NEW YORK (GenomeWeb) – An international team led by investigators in China, Taiwan, and Belgium has sequenced the genome of the orchid Phalaenopsis equestris — a favored parental plant in orchid breeding and the first sequenced representative of plants that perform photosynthesis using crassulacean acid metabolism.
As they reported in Nature Genetics today, the researchers sequenced DNA from an inbred P. equestris line and used it to produce an almost 1.1-billion-base genome assembly.
The resulting draft sequence spans roughly 93 percent of the complete P. equestris genome and contains more than 29,000 predicted protein-coding genes: among them, candidate genes that appear to explain everything from the plant's place in the plant family tree to the genes behind its distinguishing features.
"The complete genome sequence of P. equestris will provide an important resource to start exploring orchid diversity and evolution at the genome level, which will be important for ecological and conservation purposes," the study's authors wrote.
"The genome sequence will also be a key resource for the development of new concepts and techniques in genetic engineering, such as molecular marker-assisted breeding and the production of transgenic plants, which are necessary to increase the efficiency of orchid breeding and aid orchid horticulture research," they added.
In addition to their economic significance and desirability as ornamental plants, the researchers explained, members of the Orchidaceae plant family have drawn attention from investigators due to their intricate floral structure, varied reproductive capabilities, diverse ecological specializations, and co-evolution with insect pollinators.
Orchids are also amongst the plants that rely on crassulacean acid metabolism, or CAM, a form of photosynthesis in which plants take in carbon dioxide through their leaves at night, rather than the daytime, to decrease water loss by evaporation. That carbon dioxide is then stored and used for photosynthesis during the day.

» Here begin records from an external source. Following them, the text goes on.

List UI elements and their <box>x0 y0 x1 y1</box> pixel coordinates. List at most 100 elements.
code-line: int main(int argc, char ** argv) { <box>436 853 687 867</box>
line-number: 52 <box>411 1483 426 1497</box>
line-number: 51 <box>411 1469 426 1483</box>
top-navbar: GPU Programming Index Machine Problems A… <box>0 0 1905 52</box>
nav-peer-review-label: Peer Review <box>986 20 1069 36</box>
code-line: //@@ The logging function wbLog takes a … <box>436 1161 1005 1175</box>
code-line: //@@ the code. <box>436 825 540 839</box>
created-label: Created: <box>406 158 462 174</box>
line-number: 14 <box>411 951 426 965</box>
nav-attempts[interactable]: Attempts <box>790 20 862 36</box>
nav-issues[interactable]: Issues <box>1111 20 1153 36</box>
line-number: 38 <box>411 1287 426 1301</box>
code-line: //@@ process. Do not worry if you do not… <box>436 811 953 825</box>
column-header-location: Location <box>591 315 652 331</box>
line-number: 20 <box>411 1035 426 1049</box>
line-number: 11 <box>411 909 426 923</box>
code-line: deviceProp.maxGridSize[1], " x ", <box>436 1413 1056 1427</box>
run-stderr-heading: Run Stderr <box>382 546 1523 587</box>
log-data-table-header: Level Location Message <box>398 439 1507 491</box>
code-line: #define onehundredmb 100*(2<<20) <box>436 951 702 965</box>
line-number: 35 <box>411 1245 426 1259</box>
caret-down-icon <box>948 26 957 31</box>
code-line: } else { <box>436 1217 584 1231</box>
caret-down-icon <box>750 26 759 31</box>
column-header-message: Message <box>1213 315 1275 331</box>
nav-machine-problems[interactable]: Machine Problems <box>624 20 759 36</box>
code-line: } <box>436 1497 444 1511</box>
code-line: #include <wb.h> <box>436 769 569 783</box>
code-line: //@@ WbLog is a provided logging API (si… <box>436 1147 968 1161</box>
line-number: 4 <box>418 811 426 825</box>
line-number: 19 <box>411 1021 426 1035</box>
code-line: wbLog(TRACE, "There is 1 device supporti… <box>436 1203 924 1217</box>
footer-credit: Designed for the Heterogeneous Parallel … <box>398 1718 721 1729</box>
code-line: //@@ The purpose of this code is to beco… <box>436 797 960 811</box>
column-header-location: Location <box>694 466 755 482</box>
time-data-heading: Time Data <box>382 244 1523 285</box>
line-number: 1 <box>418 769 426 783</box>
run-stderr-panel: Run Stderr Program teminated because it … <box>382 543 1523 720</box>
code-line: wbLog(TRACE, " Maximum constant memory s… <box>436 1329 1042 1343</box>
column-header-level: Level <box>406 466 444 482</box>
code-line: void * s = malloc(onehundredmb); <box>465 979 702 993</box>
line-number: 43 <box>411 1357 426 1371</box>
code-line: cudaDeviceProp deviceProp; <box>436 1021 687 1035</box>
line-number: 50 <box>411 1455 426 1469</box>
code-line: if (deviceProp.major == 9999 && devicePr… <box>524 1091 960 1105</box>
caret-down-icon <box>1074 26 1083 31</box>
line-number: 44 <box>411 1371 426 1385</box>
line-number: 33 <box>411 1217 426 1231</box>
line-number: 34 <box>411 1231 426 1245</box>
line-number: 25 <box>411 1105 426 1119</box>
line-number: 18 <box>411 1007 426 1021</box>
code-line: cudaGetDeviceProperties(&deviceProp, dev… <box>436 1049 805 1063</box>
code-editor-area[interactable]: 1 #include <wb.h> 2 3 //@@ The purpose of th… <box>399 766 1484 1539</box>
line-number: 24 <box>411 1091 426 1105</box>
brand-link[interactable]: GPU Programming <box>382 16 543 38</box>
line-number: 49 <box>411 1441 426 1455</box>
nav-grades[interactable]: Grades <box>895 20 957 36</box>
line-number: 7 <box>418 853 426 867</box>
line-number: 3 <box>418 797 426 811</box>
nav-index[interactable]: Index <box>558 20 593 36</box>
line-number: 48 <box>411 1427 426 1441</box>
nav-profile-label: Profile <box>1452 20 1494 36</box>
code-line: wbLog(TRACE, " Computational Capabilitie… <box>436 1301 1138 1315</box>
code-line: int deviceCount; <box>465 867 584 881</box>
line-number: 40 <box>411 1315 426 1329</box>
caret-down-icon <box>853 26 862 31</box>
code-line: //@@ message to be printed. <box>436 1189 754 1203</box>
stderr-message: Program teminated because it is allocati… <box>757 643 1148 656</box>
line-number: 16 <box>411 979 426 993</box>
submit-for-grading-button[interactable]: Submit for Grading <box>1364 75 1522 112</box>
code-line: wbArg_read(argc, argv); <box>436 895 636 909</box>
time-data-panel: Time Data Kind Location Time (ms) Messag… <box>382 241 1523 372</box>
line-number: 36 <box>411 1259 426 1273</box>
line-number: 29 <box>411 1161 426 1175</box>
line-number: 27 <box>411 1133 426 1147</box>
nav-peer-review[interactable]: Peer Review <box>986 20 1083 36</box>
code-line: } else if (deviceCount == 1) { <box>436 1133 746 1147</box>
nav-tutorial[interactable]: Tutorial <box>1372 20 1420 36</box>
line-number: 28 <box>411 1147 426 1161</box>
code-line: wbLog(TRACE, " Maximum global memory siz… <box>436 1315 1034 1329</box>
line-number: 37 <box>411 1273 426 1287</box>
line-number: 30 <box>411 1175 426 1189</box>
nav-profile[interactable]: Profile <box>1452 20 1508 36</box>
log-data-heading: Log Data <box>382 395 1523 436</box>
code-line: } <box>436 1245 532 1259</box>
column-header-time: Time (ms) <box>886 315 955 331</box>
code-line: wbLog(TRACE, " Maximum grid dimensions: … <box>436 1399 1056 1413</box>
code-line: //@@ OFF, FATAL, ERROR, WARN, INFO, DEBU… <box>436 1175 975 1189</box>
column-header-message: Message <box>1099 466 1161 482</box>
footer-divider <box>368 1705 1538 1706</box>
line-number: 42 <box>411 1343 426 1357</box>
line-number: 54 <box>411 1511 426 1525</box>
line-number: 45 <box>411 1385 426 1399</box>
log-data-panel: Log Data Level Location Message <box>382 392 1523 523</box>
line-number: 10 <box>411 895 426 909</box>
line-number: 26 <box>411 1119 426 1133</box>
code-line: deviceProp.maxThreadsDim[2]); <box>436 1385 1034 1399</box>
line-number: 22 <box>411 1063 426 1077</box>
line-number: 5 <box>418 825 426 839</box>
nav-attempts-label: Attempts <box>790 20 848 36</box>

In an effort to start untangling the genetic underpinnings for these and other orchid features, the researchers focused on the diploid P. equestris species. After creating libraries from DNA in leaves and flowers from multiple representatives in the same inbred P. equestris line, they sequenced seven of the libraries using the Illumina HiSeq 2000 instrument.
In the process, the team generated more than 119 billion bases of sequence data, which it used to assemble a 1.086-billion-base draft assembly for P. equestris.
To aid in their annotation of the genome and gene expression profiling of the plant, the researchers also generated RNA sequence data on P. equestris root, stem, leaf, and flower samples. They noted that an existing database known as OrchidBase also contains transcriptome sequence data for the plant.
The team's analysis identified 29,431 predicted protein-coding sequences in the P. equestris genome, though repetitive elements such as interspersed repeats, transposable elements, and tandem repeats made up more than 60 percent of the plant's genome.
Nearly 5,700 P. equestris gene families overlapped with those found in rice, grapevine, and Arabidopsis thaliana. On the other hand, some 4,171 orchid genes appeared distinct from genes documented in a wide range of sequenced plants that included Arabidopsis thaliana, black cottonwood, grapevine, rice, purple false brome grass, sorghum, maize, Physcomitrella patens moss, and sequenced green algae species.
Within tricky-to-assemble regions of the genome that contained highly heterozygous sequences, meanwhile, the team saw variant clusters containing some 1.7 million SNPs. The heterozygous regions were also home to a slew of genes related to plant defense and programmed cell death, which are suspected of contributing to plant processes that deter self-pollination.
The researchers' look at the orchid's evolutionary history and relationships to other plants — based on a phylogeny built from information at up to 342 single-copy genes — indicated that orchids belong to a lineage that split from other monocot plants roughly 135 million years ago.
That split was followed by a whole-genome duplication event involving the ancestor of most orchid clades that occurred an estimated 75.57 million years ago, they reported.
For subsequent stages of their analysis, the researchers tracked down and characterized genes involved in orchid flower morphology and development as well as enzyme-coding genes contributing to CAM.
For instance, the data available indicated that CAM-based photosynthesis in orchids evolved through a series of gene duplication and gene loss events in that lineage. Nevertheless, the team noted duplicated genes involved in that process do not seem to stem from the whole-genome duplication documented in the orchid ancestor.